Translation: The expansion of renewable power is hugely expensive, it increases the price of electricity, the poor spend a higher percentage of their incomes on power, and so the overall effect would be highly regressive. So much for “environmental justice” as a purported concern of the environmental left.

It is useful to consider more rigorously what “environmental justice” actually means; it typically is defined (e.g., p. 33247) in terms of differing levels of environmental quality experienced by various groups, the poor and minority groups in particular.

That concept is much too narrow. The level of environmental quality experienced (or “consumed”) by a given individual or household is one component of “health” broadly defined. It is clear from the scholarly literature that “health” is a “normal” good, that is, one the consumption of which rises with income or wealth. This is true for individuals and for economies as a whole. Lower-income individuals and households, precisely because their incomes are lower, consume less environmental quality, lower-quality diets, lead less-healthful lifestyles, ad infinitum.
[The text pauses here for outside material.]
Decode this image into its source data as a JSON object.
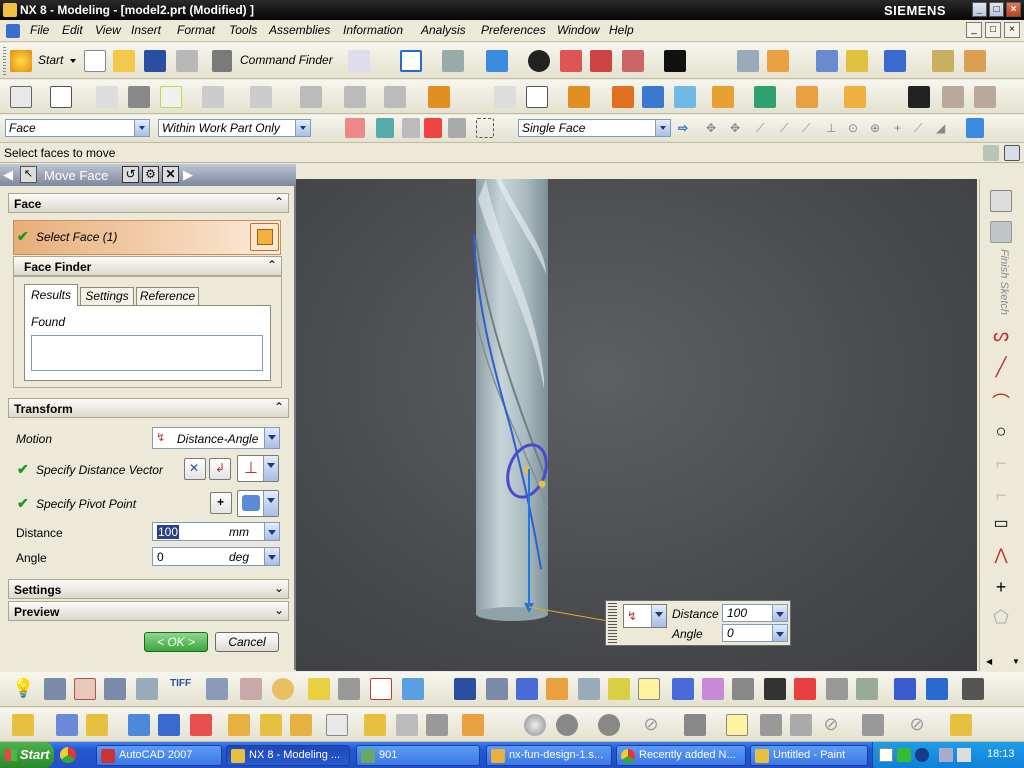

Therefore, it is unsurprising that lower-income individuals and households tend to be located in areas with lower environmental quality; that is what they can afford. This is a reality regardless of the impacts of differences in environmental quality on “health,” that is, mortality and morbidity. Even if a lower level of environmental quality is merely unpleasant, that is a factor relevant to the ways in which individuals and households allocate their limited resources.

Accordingly, the “environmental justice” issue is little more than the observation, or complaint, that the poor consume less environmental quality than others, that is, that they choose to allocate their resources in ways different from those exhibited by individuals and households wealthier.

And so the definition of “environmental justice” is elusive. There is the classic endowment problem — individuals enter life with very different endowments of human and financial capital — an obvious reality central to the “fairness” and “equity” question, but not a parameter clearly malleable by regulatory policy or, a fortiori, the exhortations from the Earth Day crowd. One central long-term policy initiative by government intended (in part) to deal with the endowment problem is public education, but the low relative quality of public schools in low-income and minority areas illustrates the difficulty of using public policies to change “justice” outcomes in specific directions, because public policies inexorably are politicized.

Efforts by government to effect changes in the distribution of income or wealth necessarily affect resource allocation in ways reducing aggregate productivity. Perhaps a given change in “distributional fairness” and “equity” is worth the attendant reduction in aggregate wealth; perhaps not. There is no “objective” measure of this tradeoff because we do not have an efficiency theory of — a rigorous way to evaluate — the relative virtues of different distributional outcome.

Have the Earth Day proponents thought about any of this carefully? The question answers itself.

Benjamin Zycher is a senior fellow at the American Enterprise Institute.